Use POST /analyze for all open-ended text generation from video (Pegasus model).
Important: The /generate endpoint does NOT exist in v1.3. Use /analyze instead.
The /analyze endpoint returns a streaming response (newline-delimited JSON). Parse it by:
- Reading each line as a JSON object
- Collecting lines where
event_type == "text_generation"and concatenating theirtextfields - The stream ends with
event_type == "stream_end"
Request format:
POST /analyze
{
"video_id": "<VIDEO_ID>",
"prompt": "<YOUR_PROMPT>"
}Run these /analyze calls against the indexed video. Each extracts a different dimension:
-
Overview: "Provide a comprehensive summary of this entire video. What is the main topic? What is the presenter trying to teach or demonstrate?"
-
Tools & Software: "List every tool, software application, website, API, library, framework, or service that is shown, mentioned, or used in this video. For each one, note when it appears and how it's used."
-
Step-by-Step Actions: "Break down every action the presenter takes chronologically. Include: what they click, what they type, what they configure, what screens they navigate to. Be extremely detailed — this needs to be replicable."
-
Commands & Code: "List every command typed in a terminal, every code snippet shown, every configuration file edited, and every API call made. Include the exact text where possible."
-
Configurations & Settings: "What settings, configurations, environment variables, API keys, model selections, or parameters are shown or discussed? Document every config choice and its value."
-
Architecture & Workflow: "Describe the overall system architecture or workflow being built/demonstrated. How do the components connect? What's the data flow?"
-
Tips & Insights: "What tips, warnings, best practices, gotchas, or insights does the presenter share? What mistakes do they make and correct?"

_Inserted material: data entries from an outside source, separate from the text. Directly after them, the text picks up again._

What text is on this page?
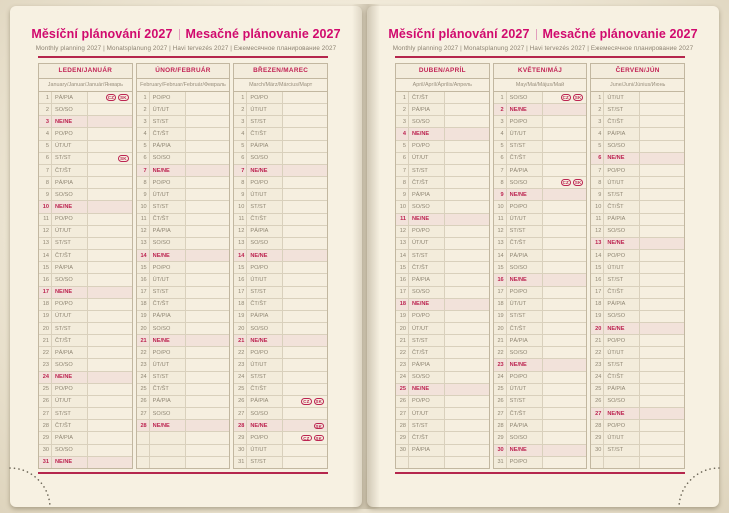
Měsíční plánování 2027 Mesačné plánovanie 2027
Monthly planning 2027 | Monatsplanung 2027 | Havi tervezés 2027 | Ежемесячное планирование 2027
LEDEN/JANUÁR
January/Januar/Január/Январь
1	PÁ/PIA	CZ	SK
2	SO/SO
3	NE/NE
4	PO/PO
5	ÚT/UT
6	ST/ST	SK
7	ČT/ŠT
8	PÁ/PIA
9	SO/SO
10	NE/NE
11	PO/PO
12	ÚT/UT
13	ST/ST
14	ČT/ŠT
15	PÁ/PIA
16	SO/SO
17	NE/NE
18	PO/PO
19	ÚT/UT
20	ST/ST
21	ČT/ŠT
22	PÁ/PIA
23	SO/SO
24	NE/NE
25	PO/PO
26	ÚT/UT
27	ST/ST
28	ČT/ŠT
29	PÁ/PIA
30	SO/SO
31	NE/NE
ÚNOR/FEBRUÁR
February/Februar/Február/Февраль
1	PO/PO
2	ÚT/UT
3	ST/ST
4	ČT/ŠT
5	PÁ/PIA
6	SO/SO
7	NE/NE
8	PO/PO
9	ÚT/UT
10	ST/ST
11	ČT/ŠT
12	PÁ/PIA
13	SO/SO
14	NE/NE
15	PO/PO
16	ÚT/UT
17	ST/ST
18	ČT/ŠT
19	PÁ/PIA
20	SO/SO
21	NE/NE
22	PO/PO
23	ÚT/UT
24	ST/ST
25	ČT/ŠT
26	PÁ/PIA
27	SO/SO
28	NE/NE
BŘEZEN/MAREC
March/März/Március/Март
1	PO/PO
2	ÚT/UT
3	ST/ST
4	ČT/ŠT
5	PÁ/PIA
6	SO/SO
7	NE/NE
8	PO/PO
9	ÚT/UT
10	ST/ST
11	ČT/ŠT
12	PÁ/PIA
13	SO/SO
14	NE/NE
15	PO/PO
16	ÚT/UT
17	ST/ST
18	ČT/ŠT
19	PÁ/PIA
20	SO/SO
21	NE/NE
22	PO/PO
23	ÚT/UT
24	ST/ST
25	ČT/ŠT
26	PÁ/PIA	CZ	SK
27	SO/SO
28	NE/NE	SK
29	PO/PO	CZ	SK
30	ÚT/UT
31	ST/ST
Měsíční plánování 2027 Mesačné plánovanie 2027
Monthly planning 2027 | Monatsplanung 2027 | Havi tervezés 2027 | Ежемесячное планирование 2027
DUBEN/APRÍL
April/Apríl/Április/Апрель
1	ČT/ŠT
2	PÁ/PIA
3	SO/SO
4	NE/NE
5	PO/PO
6	ÚT/UT
7	ST/ST
8	ČT/ŠT
9	PÁ/PIA
10	SO/SO
11	NE/NE
12	PO/PO
13	ÚT/UT
14	ST/ST
15	ČT/ŠT
16	PÁ/PIA
17	SO/SO
18	NE/NE
19	PO/PO
20	ÚT/UT
21	ST/ST
22	ČT/ŠT
23	PÁ/PIA
24	SO/SO
25	NE/NE
26	PO/PO
27	ÚT/UT
28	ST/ST
29	ČT/ŠT
30	PÁ/PIA
KVĚTEN/MÁJ
May/Mai/Május/Май
1	SO/SO	CZ	SK
2	NE/NE
3	PO/PO
4	ÚT/UT
5	ST/ST
6	ČT/ŠT
7	PÁ/PIA
8	SO/SO	CZ	SK
9	NE/NE
10	PO/PO
11	ÚT/UT
12	ST/ST
13	ČT/ŠT
14	PÁ/PIA
15	SO/SO
16	NE/NE
17	PO/PO
18	ÚT/UT
19	ST/ST
20	ČT/ŠT
21	PÁ/PIA
22	SO/SO
23	NE/NE
24	PO/PO
25	ÚT/UT
26	ST/ST
27	ČT/ŠT
28	PÁ/PIA
29	SO/SO
30	NE/NE
31	PO/PO
ČERVEN/JÚN
June/Juni/Június/Июнь
1	ÚT/UT
2	ST/ST
3	ČT/ŠT
4	PÁ/PIA
5	SO/SO
6	NE/NE
7	PO/PO
8	ÚT/UT
9	ST/ST
10	ČT/ŠT
11	PÁ/PIA
12	SO/SO
13	NE/NE
14	PO/PO
15	ÚT/UT
16	ST/ST
17	ČT/ŠT
18	PÁ/PIA
19	SO/SO
20	NE/NE
21	PO/PO
22	ÚT/UT
23	ST/ST
24	ČT/ŠT
25	PÁ/PIA
26	SO/SO
27	NE/NE
28	PO/PO
29	ÚT/UT
30	ST/ST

Collect all 7 responses and structure them into a single analysis document.
- Combine all TwelveLabs analysis into a structured prompt
- Send to Claude with the skill-breakdown system prompt:
You are a technical skill extraction specialist. You receive multimodal video analysis and produce a comprehensive, actionable replication guide. Your output must include: 1. TITLE — What skill/workflow this video teaches 2. OVERVIEW — 2-3 paragraph summary of what's demonstrated 3. PREREQUISITES — Tools, accounts, API keys, software needed before starting 4. ARCHITECTURE — How the system/workflow is structured (diagram if helpful) 5. STEP-BY-STEP GUIDE — Numbered steps to replicate exactly what's shown - Each step should include: what to do, where to do it, expected result - Include exact commands, code snippets, and config values where shown - Note timestamps for reference back to the video 6. KEY CONFIGURATIONS — Every setting, env var, model choice, parameter 7. TROUBLESHOOTING — Common issues based on what the presenter encountered 8. ADAPTATIONS — How to adapt this for your own use case / different tools - Store the breakdown result
Write results to .claude/logs/analysis-report.md with:
- Video metadata (title, duration, URL, video_id)
- Raw TwelveLabs analysis for each dimension
- Final Claude-generated skill breakdown
- Processing times for each phase
- Any errors encountered
If the backend is running, also save to the database via API.